New Orleans City Council to withdraw surveillance camera ordinance_lowres

Opponents of a proposed expansion of surveillance cameras hit camera-shaped pinatas outside City Hall in February.

After months of debate over a requirement for businesses that sell alcohol to install a surveillance camera that streams into a law enforcement monitoring center, the New Orleans City Council is expected to drop the proposal at its March 22 meeting. Mayor Mitch Landrieu's administration has requested that the City Council withdraw the ordinance.

The 22-page ordinance came at the request of the Landrieu administration, which proposed a series of changes to how businesses apply for liquor licenses. A few sentences within that proposed ordinance were requirements for alcohol beverage outlets (ABOs) to install a street-facing camera to pipe into a recently opened Real Time Crime Monitoring Center, under the watch of the city's office of Homeland Security and shared with the New Orleans Police Department, FBI and other "law enforcement partners."

"The Landrieu Administration has moved aggressively to tackle violent crime in our neighborhoods," Landrieu's Press Secretary Craig Belden said in a statement to Gambit. "A key part of this effort has been providing the tools and resources law enforcement needs to be more effective. In the last year alone, we have invested in new crime cameras and license plate readers that are already helping the NOPD prevent and solve crimes. The proposed ordinance that expands the number of cameras outside of ABO’s will require more discussion and careful consideration by the next Council and Administration. Therefore, we have requested the Council withdraw this item."

[jump] [content-2] At-Large Councilmember Stacy Head will likely introduce a replacement bill that covers only the issuance of liquor licenses, aiming to streamline them from under the wing of the Finance Department and into the city's OneStop shop program with the Department of Safety and Permits.

Landrieu announced plans for an expanded surveillance plan - including license plate readers and cameras in "hotspots" in neighborhood across the city - in January 2017, as part of a $40 million public safety plan with the state and Convention and Visitors Bureau. City officials unveiled the Real Time Crime Monitoring Center on Rampart Street in November.

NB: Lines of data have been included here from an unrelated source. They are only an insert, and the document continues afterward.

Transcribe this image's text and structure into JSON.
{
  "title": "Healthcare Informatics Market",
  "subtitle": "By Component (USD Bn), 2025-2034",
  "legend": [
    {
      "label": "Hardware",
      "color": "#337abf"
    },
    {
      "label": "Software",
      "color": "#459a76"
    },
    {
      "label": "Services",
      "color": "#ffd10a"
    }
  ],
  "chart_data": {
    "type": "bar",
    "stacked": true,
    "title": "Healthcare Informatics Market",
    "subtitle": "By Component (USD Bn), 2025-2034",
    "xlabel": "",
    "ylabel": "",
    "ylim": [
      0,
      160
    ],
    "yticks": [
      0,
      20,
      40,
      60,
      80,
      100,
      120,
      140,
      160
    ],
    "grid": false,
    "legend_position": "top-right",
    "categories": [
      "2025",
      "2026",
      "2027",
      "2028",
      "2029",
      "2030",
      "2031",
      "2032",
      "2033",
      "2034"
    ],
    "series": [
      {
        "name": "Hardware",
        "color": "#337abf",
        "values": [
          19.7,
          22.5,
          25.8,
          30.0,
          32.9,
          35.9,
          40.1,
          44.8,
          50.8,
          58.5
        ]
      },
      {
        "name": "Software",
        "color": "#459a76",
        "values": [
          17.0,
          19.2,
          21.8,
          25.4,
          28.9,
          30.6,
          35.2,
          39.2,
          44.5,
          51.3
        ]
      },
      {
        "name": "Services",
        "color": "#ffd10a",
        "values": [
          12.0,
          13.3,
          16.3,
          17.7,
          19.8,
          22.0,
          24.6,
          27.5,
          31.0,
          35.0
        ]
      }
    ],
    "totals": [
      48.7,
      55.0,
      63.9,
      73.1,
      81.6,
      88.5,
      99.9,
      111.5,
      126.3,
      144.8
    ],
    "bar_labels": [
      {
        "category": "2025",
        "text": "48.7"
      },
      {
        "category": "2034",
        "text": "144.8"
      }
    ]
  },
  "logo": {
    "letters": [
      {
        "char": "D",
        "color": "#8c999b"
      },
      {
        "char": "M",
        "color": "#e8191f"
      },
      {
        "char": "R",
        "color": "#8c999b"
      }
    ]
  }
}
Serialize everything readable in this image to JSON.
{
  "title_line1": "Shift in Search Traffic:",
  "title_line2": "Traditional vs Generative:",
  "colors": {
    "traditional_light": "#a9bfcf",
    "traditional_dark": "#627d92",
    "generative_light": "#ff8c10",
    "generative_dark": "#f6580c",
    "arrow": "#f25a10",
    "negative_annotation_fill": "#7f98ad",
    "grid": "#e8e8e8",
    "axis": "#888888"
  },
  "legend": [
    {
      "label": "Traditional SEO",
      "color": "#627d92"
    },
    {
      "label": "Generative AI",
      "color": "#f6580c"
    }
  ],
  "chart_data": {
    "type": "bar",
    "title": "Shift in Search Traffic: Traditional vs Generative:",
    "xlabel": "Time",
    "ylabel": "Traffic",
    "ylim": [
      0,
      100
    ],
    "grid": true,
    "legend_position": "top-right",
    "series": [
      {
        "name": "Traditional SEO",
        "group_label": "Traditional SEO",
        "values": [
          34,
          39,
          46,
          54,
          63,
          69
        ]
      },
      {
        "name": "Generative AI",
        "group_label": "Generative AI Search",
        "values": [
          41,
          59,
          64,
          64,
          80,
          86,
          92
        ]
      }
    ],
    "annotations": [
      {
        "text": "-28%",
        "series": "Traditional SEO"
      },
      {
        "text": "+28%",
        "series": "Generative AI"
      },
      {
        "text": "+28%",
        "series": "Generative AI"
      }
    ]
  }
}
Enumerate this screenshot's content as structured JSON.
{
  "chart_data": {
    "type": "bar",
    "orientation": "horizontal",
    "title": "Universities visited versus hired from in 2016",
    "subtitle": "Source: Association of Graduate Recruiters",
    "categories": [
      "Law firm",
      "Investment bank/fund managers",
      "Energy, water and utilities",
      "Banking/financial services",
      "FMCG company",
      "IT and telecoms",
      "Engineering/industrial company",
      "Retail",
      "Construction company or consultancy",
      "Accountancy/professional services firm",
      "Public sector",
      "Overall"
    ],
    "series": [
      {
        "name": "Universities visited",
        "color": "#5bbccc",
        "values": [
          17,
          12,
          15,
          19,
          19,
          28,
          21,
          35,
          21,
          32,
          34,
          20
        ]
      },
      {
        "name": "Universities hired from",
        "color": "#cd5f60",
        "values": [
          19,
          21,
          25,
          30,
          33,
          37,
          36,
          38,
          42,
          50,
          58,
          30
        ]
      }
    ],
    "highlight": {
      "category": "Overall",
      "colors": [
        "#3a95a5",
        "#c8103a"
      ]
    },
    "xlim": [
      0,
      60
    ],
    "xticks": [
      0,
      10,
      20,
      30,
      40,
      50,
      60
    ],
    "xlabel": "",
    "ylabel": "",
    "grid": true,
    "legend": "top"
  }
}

The camera proposal was faced with criticism from the Office of the Independent Police Monitor, the Music and Culture Coalition of New Orleans and the ACLU of Louisiana, among others. At a January 2018 press conference highlighting crime-fighting efforts through the last year, Landrieu repeated his assertion that an expanded surveillance network doesn't infringe on Fourth Amendment protections, and that "people in the city of New Orleans can expect that what they do will be seen."

Community groups, bar and restaurant owners and residents fear a camera network unduly attracts prolonged law enforcement exposure and disproportionately puts vulnerable and lower-income neighborhoods under the lens of Big Brother. Louisiana immigrant advocacy organization Congress of Day Laborers recently rallied against the proposal, which the group fears would share surveillance data of immigrant communities with federal immigration enforcement.

The City Council most recently discussed the measure at its Jan. 10 Governmental Affairs Committee, where District A City Councilwoman Susan Guidry said she hoped to spend the next several weeks on a compromise draft. That day, the Louisiana Restaurant Association issued a memo to its members that LRA leaders had a "productive meeting" with the Landrieu administration to address its concerns.

On March 20, the city's Alcoholic Beverage Control Board ordered two bars to install cameras that stream into the monitoring center, as part of a consent agreement to keep their liquor licenses.